Location: Resolute Bay
Temperature: min minus 27°C – max minus 16°C
Distance Travelled: 0 km
In complete contrast to the night before, I had the worst night’s sleep for as long as I can remember. At almost 2 hours notice we were told we were no longer staying in the hotel, but sleeping in tents outside. Considering I had just voluntarily decided to spend 5 weeks in the arctic, my annoyance may come as a surprise.
However, even if you were intending to spend your 2 weeks leave in the Maldives, if you were suddenly told you had two hours to go, you may be a bit ruffled. Imagine how much more perturbed we were that all the survival equipment we had lain out for inspection and testing, all the supplies
that needed counting, all the equipment that needed preparing, all the food that needed sorting etc had to all be thrown into rucksacks with indecent haste, and carted out to a tent that was to be our home for the next month.
The night was bitterly cold, and although it was only an exercise in familiarising us with our equipment, it was a harsh lesson. Our sleeping bags are rated to minus 40 Celsius, but our bodies are not. In other words, we could sleep naked inside our sleeping bags, and be quite comfortable, but anything outside would suffer. The only catch is that you cannot hide your head inside the sleeping bag as well because the moisture in your breath would freeze and create a layer of ice.
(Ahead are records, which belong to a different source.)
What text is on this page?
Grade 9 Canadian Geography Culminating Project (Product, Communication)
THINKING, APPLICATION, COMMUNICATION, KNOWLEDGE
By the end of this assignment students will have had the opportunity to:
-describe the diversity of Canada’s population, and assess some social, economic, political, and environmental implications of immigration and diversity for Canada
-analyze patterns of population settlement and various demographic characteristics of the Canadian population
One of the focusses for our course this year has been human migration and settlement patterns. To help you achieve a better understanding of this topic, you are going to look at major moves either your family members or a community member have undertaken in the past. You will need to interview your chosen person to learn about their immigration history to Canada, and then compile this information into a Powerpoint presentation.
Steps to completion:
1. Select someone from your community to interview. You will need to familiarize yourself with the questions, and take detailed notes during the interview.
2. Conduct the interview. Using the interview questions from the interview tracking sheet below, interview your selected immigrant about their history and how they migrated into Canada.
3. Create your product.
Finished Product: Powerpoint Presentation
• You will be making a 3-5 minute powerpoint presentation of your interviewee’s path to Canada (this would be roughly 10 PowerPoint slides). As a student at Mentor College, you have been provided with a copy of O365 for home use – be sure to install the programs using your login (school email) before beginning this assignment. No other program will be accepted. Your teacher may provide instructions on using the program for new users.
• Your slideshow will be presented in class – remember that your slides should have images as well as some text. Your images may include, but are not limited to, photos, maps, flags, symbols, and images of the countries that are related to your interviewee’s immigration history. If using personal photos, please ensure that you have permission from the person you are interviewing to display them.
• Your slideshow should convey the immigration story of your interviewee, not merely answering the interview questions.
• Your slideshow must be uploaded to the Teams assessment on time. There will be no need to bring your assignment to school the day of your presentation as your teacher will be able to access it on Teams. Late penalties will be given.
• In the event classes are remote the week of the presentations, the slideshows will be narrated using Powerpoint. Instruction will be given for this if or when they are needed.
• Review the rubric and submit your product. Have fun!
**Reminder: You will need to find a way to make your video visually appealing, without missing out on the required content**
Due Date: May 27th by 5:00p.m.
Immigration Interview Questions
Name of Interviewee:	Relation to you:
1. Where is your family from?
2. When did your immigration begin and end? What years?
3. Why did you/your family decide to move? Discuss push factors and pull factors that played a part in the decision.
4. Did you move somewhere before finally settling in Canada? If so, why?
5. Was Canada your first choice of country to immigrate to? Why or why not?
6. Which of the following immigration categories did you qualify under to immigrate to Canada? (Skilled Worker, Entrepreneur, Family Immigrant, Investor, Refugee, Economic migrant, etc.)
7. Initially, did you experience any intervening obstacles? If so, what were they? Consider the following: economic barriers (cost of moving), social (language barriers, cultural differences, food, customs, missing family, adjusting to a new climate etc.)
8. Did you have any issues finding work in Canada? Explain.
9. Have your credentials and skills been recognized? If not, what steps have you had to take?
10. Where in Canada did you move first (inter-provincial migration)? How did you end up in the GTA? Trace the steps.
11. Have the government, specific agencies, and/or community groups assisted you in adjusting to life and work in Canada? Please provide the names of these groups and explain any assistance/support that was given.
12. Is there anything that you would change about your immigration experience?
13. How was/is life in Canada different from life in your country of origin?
So we all had to sleep with our noses poking out, and anyone who has seen my nose will know I took this too far, and consequently I had a night of constant torture. Imagine sleeping with an ice cube on your nose. Eventually it will become so cold, you cannot sleep, so you pull your hands out to warm your nose, and your hands become cold. You replace your arms and try to sleep, only to find your nose is back at square one, so what do you do? Wear a facemask or balaclava? Except that eventually builds up a layer of ice from your breath, and so you are back at square one…and so on and so forth until it is time to get up…except you never really were asleep in the first place.
Today was the first day I actually felt that I was on top of things. The sun was shining and it was relatively warm at minus 16. And today we were practicing cross-country skiing. If it were not for some monumental poor administration from certain authorities, I could have been the first Omani to compete in the Winter Olympics at Salt Lake City, in biathlon, which is a combination of cross country skiing and shooting. I have competed at 3 British championships (held in Germany) and that is where I got my nickname, the Sultan of Snow.
So while all the others were falling over and plastering sunscreen on their faces, I was zooming around giving advice to the experts, and it felt great! Perhaps this was “schadenfraude”, the German word for taking pleasure from others misfortunes, but I can’t deny I finally felt after the horrible start to the day, this would be my day. It was also April Fool’s Day, so perhaps it was more my day than I realised…
At any rate, I quit ski practice early to try and sort out the hundreds of outstanding other items including trying to get in touch with the radio station Hi FM in Oman. The coordination of the time a day I am calling and the time they are expecting my call in the studio has been surprisingly hard. For a start the time difference is 9 hours. Whilst calling someone and not getting an answer can be an inconvenience, it becomes a lot more so when the temperature is so low that the phone will stick to your ear if it isn’t in a leather case, and the battery runs out twice as fast as the cold drains the power, and arctic wolves start circling…then it becomes a case of self preservation over redialing!